Castillo de Cardona (Barcelona, Cataluña)

Cardona

Barcelona

Situada en un valle de la Cataluña central, a orillas del río Cardoner, Cardona es una pintoresca localidad heredera de un importante pasado medieval.

En ella destaca sobre un cerro la fortaleza amurallada de su castillo, bellísimo ejemplo del románico catalán. Ha sido finalista del programa EDEN (Destinos Europeos de Excelencia) de la Comisión Europea, en reconocimiento a su propuesta de turismo sostenible. Cardona, enclave de la comarca del Bages, goza de un importante pasado medieval que comienza hacia el siglo VIII con la construcción de su castillo-palacio-monasterio. Las calles de la localidad nos trasladan a la época en la que se levantaron construcciones románicas y góticas. Una de las construcciones más emblemáticas de esta localidad es el recinto fortificado del siglo IX, hoy habilitado como Parador de Turismo.
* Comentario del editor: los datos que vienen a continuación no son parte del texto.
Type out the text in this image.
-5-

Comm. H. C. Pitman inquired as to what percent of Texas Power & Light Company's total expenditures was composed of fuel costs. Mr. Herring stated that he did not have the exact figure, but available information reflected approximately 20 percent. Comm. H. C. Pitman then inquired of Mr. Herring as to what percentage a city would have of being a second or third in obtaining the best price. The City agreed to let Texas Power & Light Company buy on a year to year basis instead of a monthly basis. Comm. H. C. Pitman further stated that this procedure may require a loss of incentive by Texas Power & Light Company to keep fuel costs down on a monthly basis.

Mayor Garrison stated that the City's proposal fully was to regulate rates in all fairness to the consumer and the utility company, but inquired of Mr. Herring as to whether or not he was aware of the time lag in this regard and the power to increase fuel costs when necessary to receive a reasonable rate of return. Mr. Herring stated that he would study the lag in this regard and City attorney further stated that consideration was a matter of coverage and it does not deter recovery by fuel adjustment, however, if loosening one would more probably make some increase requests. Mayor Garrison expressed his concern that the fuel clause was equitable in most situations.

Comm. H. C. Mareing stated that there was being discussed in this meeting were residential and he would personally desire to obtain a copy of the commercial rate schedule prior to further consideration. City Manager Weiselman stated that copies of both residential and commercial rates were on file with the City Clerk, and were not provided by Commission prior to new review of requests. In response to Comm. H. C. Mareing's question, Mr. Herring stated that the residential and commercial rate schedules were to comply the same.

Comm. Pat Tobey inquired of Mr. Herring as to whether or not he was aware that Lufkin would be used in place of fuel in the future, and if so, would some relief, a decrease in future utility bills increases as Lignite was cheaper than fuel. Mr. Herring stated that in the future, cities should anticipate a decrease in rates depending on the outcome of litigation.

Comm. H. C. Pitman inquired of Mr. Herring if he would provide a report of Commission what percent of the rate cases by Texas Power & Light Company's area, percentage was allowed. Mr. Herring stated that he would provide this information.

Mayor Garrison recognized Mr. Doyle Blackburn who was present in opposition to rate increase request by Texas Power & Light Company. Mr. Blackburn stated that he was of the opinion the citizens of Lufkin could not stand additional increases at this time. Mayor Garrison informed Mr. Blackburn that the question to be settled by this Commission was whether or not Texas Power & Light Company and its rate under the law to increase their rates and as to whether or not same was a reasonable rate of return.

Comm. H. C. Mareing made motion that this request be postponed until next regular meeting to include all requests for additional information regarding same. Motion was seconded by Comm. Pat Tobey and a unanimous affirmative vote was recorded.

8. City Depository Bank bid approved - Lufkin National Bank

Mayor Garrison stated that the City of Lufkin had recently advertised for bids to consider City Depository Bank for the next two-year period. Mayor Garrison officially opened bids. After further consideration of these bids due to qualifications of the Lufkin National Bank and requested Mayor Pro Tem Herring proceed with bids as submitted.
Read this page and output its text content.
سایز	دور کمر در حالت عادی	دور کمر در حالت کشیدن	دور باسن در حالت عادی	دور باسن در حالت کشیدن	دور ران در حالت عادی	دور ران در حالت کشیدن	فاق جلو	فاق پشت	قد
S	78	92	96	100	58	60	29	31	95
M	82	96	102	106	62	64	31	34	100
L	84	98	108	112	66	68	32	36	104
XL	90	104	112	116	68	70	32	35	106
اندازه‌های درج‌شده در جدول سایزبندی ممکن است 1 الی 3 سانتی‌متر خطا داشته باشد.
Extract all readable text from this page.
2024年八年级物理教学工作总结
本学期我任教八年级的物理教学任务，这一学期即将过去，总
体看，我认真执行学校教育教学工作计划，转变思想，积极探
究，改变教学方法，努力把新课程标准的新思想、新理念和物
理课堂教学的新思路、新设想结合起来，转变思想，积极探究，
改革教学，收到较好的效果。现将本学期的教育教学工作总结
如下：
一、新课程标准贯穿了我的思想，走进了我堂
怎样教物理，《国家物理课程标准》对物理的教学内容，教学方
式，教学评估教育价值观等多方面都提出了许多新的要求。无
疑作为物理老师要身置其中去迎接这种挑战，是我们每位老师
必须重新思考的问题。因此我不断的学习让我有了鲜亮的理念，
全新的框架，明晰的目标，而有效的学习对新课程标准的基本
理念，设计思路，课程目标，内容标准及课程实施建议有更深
Los elementos más representativos del románico catalán de la zona se reúnen en este castillo medieval. El palacio, que se encuentra dentro del recinto amurallado, posee un patio ducal y una gran sala de arcos ojivales. La Torre de la Minyona es una de las piezas claves del conjunto, así como la capilla de San Ramón Nonato, que conserva elementos románicos y góticos. La joya del castillo es la Colegiata de San Vicente, impresionante templo románico del siglo XI que cuenta con una nave central de casi 20 metros de altura. La villa de Cardona cuenta también con lugares interesantes como la calle Major, la plaza del Mercat o la iglesia de Sant Miquel. No hay que olvidar visitar el Parque Cultural de la Montaña de Sal, en las proximidades del casco urbano, por el que la localidad ha sido finalista del programa EDEN de la Comisión Europea (Destinos Europeos de Excelencia), que reconoce la excelencia en turismo sostenible. Los alrededores de Cardona cuentan con multitud de posibilidades para realizar excursiones. Casas de payés y antiguas masías nos salen al paso camino del Parque Natural del Cadí-Moixeró. Cerca, las fuentes del río Llobregat configuran un paisaje que el viajero no olvidará.